Voice of reason, force of nature
‘Do you remember the dream we embraced to build ours into a great society – a prosperous constitutional democracy united in its diversity?’
This is how Dr Mamphela Ramphele, standing on Constitution Hill, announced her intention to enter formal politics in February this year.
There is something regal about Ramphele; the reverence she attracts, her formidable intellect and her countless accomplishments.
As a veteran of the Struggle, and former partner of Black Consciousness leader Steve Biko, she has the credentials to lead this country.
A medical doctor; one-time vicechancellor of UCT; first South African to head the World Bank; former chairperson of Goldfields, one of the largest mining company boards in the land; founder of Letsema Circle, a specialist advisory company; director of Remgro, Medi-Clinic and formerly director of Anglo American.
But it’s her staggering personal losses that coexisted with her astonishing professional achievements that make Ramphele such a poignant icon.

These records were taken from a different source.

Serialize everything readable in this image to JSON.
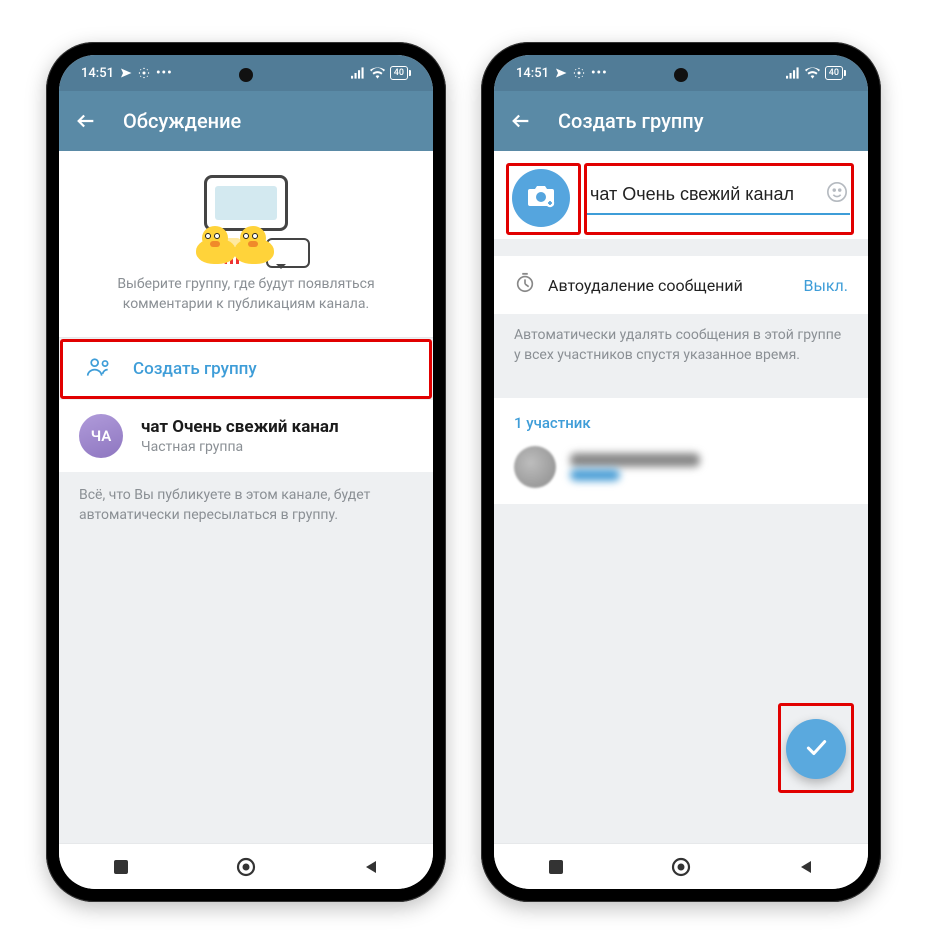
{
  "status": {
    "time": "14:51",
    "battery": "40"
  },
  "phone1": {
    "appbar_title": "Обсуждение",
    "hero_hint": "Выберите группу, где будут появляться комментарии к публикациям канала.",
    "create_label": "Создать группу",
    "chat_avatar_initials": "ЧА",
    "chat_title": "чат Очень свежий канал",
    "chat_sub": "Частная группа",
    "footnote": "Всё, что Вы публикуете в этом канале, будет автоматически пересылаться в группу."
  },
  "phone2": {
    "appbar_title": "Создать группу",
    "name_value": "чат Очень свежий канал",
    "auto_delete_label": "Автоудаление сообщений",
    "auto_delete_value": "Выкл.",
    "auto_delete_hint": "Автоматически удалять сообщения в этой группе у всех участников спустя указанное время.",
    "members_header": "1 участник"
  }
}
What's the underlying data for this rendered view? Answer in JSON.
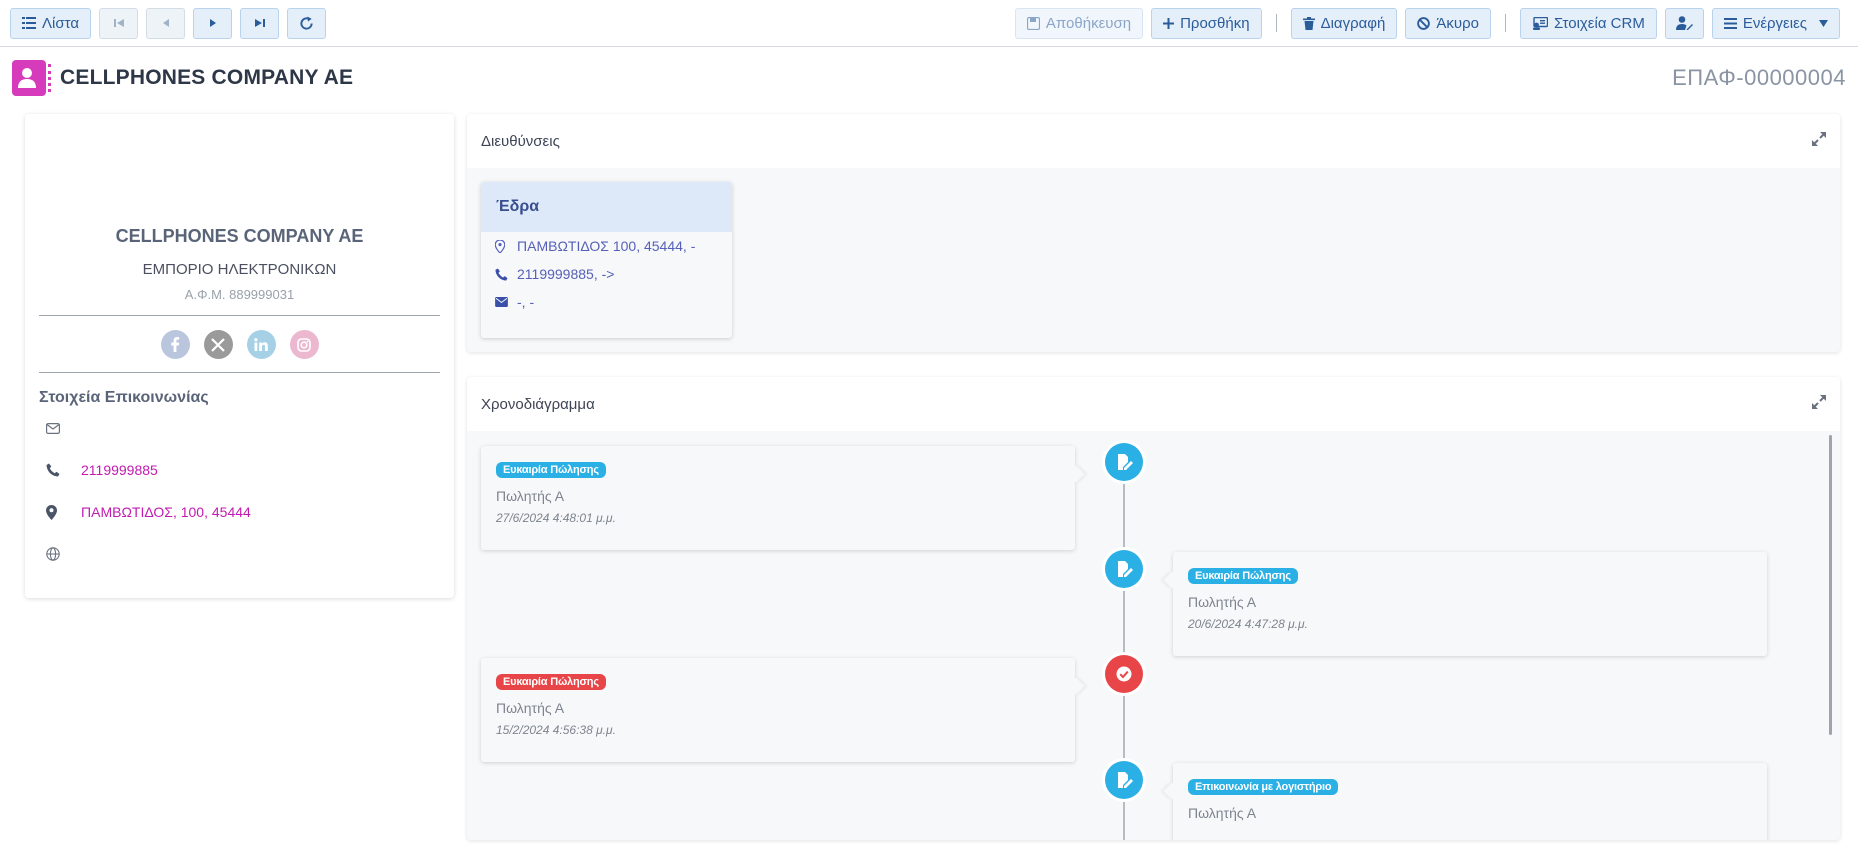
{
  "toolbar": {
    "list_label": "Λίστα",
    "save_label": "Αποθήκευση",
    "add_label": "Προσθήκη",
    "delete_label": "Διαγραφή",
    "cancel_label": "Άκυρο",
    "crm_label": "Στοιχεία CRM",
    "actions_label": "Ενέργειες"
  },
  "header": {
    "title": "CELLPHONES COMPANY AE",
    "record_code": "ΕΠΑΦ-00000004"
  },
  "profile": {
    "name": "CELLPHONES COMPANY AE",
    "subtitle": "ΕΜΠΟΡΙΟ ΗΛΕΚΤΡΟΝΙΚΩΝ",
    "vat": "Α.Φ.Μ. 889999031",
    "social_icons": [
      "facebook-icon",
      "x-icon",
      "linkedin-icon",
      "instagram-icon"
    ],
    "contact_section_label": "Στοιχεία Επικοινωνίας",
    "email": "",
    "phone": "2119999885",
    "address": "ΠΑΜΒΩΤΙΔΟΣ, 100, 45444",
    "website": ""
  },
  "addresses": {
    "panel_title": "Διευθύνσεις",
    "cards": [
      {
        "title": "Έδρα",
        "address": "ΠΑΜΒΩΤΙΔΟΣ 100, 45444, -",
        "phone": "2119999885, ->",
        "email": "-, -"
      }
    ]
  },
  "timeline": {
    "panel_title": "Χρονοδιάγραμμα",
    "items": [
      {
        "badge": "Ευκαιρία Πώλησης",
        "badge_color": "#2bb0e6",
        "user": "Πωλητής Α",
        "date": "27/6/2024 4:48:01 μ.μ.",
        "side": "left",
        "icon": "edit-document-icon"
      },
      {
        "badge": "Ευκαιρία Πώλησης",
        "badge_color": "#2bb0e6",
        "user": "Πωλητής Α",
        "date": "20/6/2024 4:47:28 μ.μ.",
        "side": "right",
        "icon": "edit-document-icon"
      },
      {
        "badge": "Ευκαιρία Πώλησης",
        "badge_color": "#e84548",
        "user": "Πωλητής Α",
        "date": "15/2/2024 4:56:38 μ.μ.",
        "side": "left",
        "icon": "check-circle-icon"
      },
      {
        "badge": "Επικοινωνία με λογιστήριο",
        "badge_color": "#2bb0e6",
        "user": "Πωλητής Α",
        "date": "",
        "side": "right",
        "icon": "edit-document-icon"
      }
    ]
  },
  "colors": {
    "accent": "#2b5c9a",
    "brand_magenta": "#d63bbc",
    "timeline_blue": "#2bb0e6",
    "timeline_red": "#e84548"
  }
}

She and Biko lost their first child in infancy; their second was born after Biko’s brutal murder in 1977, and Ramphele spent seven years under house arrest.
‘I have had to overcome the high barriers to opportunity confronting many black people, especially black rural women,’ she told her audience on Constitution Hill – which is why she’s calling her political party Agang (Sesotho for ‘Let us build’).